Founded in 1968, the Fine Arts Work Center has been a place for artists and writers seeking solace and a chance to explore their craft. The summer workshops were designed to inspire and be accessible to writers of various skill levels. “We present up to 11 weeks of classes each summer, which is about 60 to 80 workshops total,” Polli said. “The courses challenge anyone from beginners looking to fulfill a lifelong ambition to seasoned artists and writers seeking to take their craft to the next level.” The program begins June 4 and continues throughout the summer, concluding on August 19.

Youth Lit Week includes workshops on picture book illustration with Mike Curato, author of Flamer, which was tied for the ALA’s most banned book of 2022; a workshop exploring the power of nonfiction writing with author Brandy Colbert, whose book Black Birds in the Sky: The Story and Legacy of the 1921 Tulsa Race Massacre also ended up on banned books lists; a workshop on YA writing with Aaron H. Aceves, author of This Is Why They Hate Us; and a workshop on the ins and outs of writing picture books, led by Lukoff.

The lineup runs the gamut of genres and mediums, according to Lukoff. “I love Provincetown and I’ve been going to events at the Fine Arts Work Center for years,” he said of the impetus for Youth Lit Week. “I reached out to David Simpson, programs director at the Fine Arts Work Center, via email about how we might collaborate and he got back to me within an hour or two.”

Both Lukoff and the Fine Arts Work Center had been thinking of a similar idea, to diversify the program. “I was asked if I’d curate it,” he said. When asked how he went about putting together the program, he explained, “I tried to choose authors who have a diversity within their own body of work, so that they can extend that diversity in their workshops.”

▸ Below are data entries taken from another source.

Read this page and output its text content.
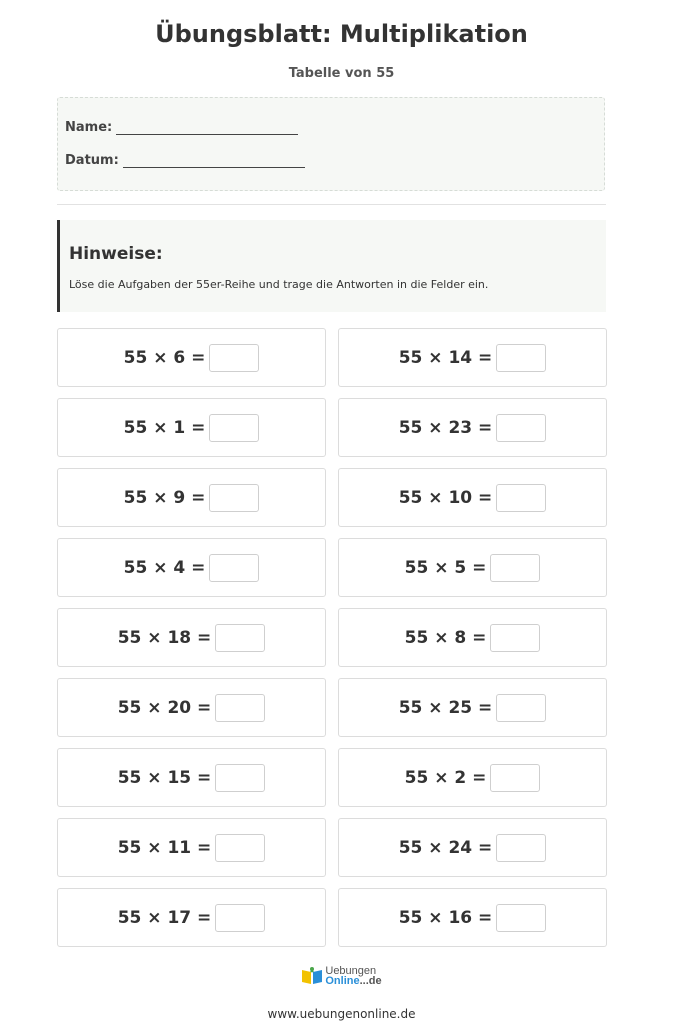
Übungsblatt: Multiplikation
Tabelle von 55
Name:
Datum:
Hinweise:
Löse die Aufgaben der 55er-Reihe und trage die Antworten in die Felder ein.
55 × 6 =	55 × 14 =
55 × 1 =	55 × 23 =
55 × 9 =	55 × 10 =
55 × 4 =	55 × 5 =
55 × 18 =	55 × 8 =
55 × 20 =	55 × 25 =
55 × 15 =	55 × 2 =
55 × 11 =	55 × 24 =
55 × 17 =	55 × 16 =
Uebungen
Online...de
www.uebungenonline.de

The current crisis regarding book censorship is at the forefront of many readers’ and writers’ minds. Although many of the authors taking part in Youth Lit Week have had their own work contested and banned across the country, Lukoff explained that book bans weren’t on his mind when he set about curating the program.

“Personally, I would have been insulted to be included in something like that,” Lukoff said. “I think a lot of the work we have to do as marginalized authors is to get people to take us seriously as artists and writers and not just representatives of our communities.”

“The purpose is to bring in experts in our field and to teach in our areas of experience, not just to defend who we are and who we choose to write about,” Lukoff said. “It’s a little frustrating that some of us are doing the best work [in our field] and getting pushback and only get to talk about our work as symbols.”

Polli reported that the organizers have been “so energized” by the response they have seen to the inaugural week’s lineup. “We hope to continue doing programming like this in the future.”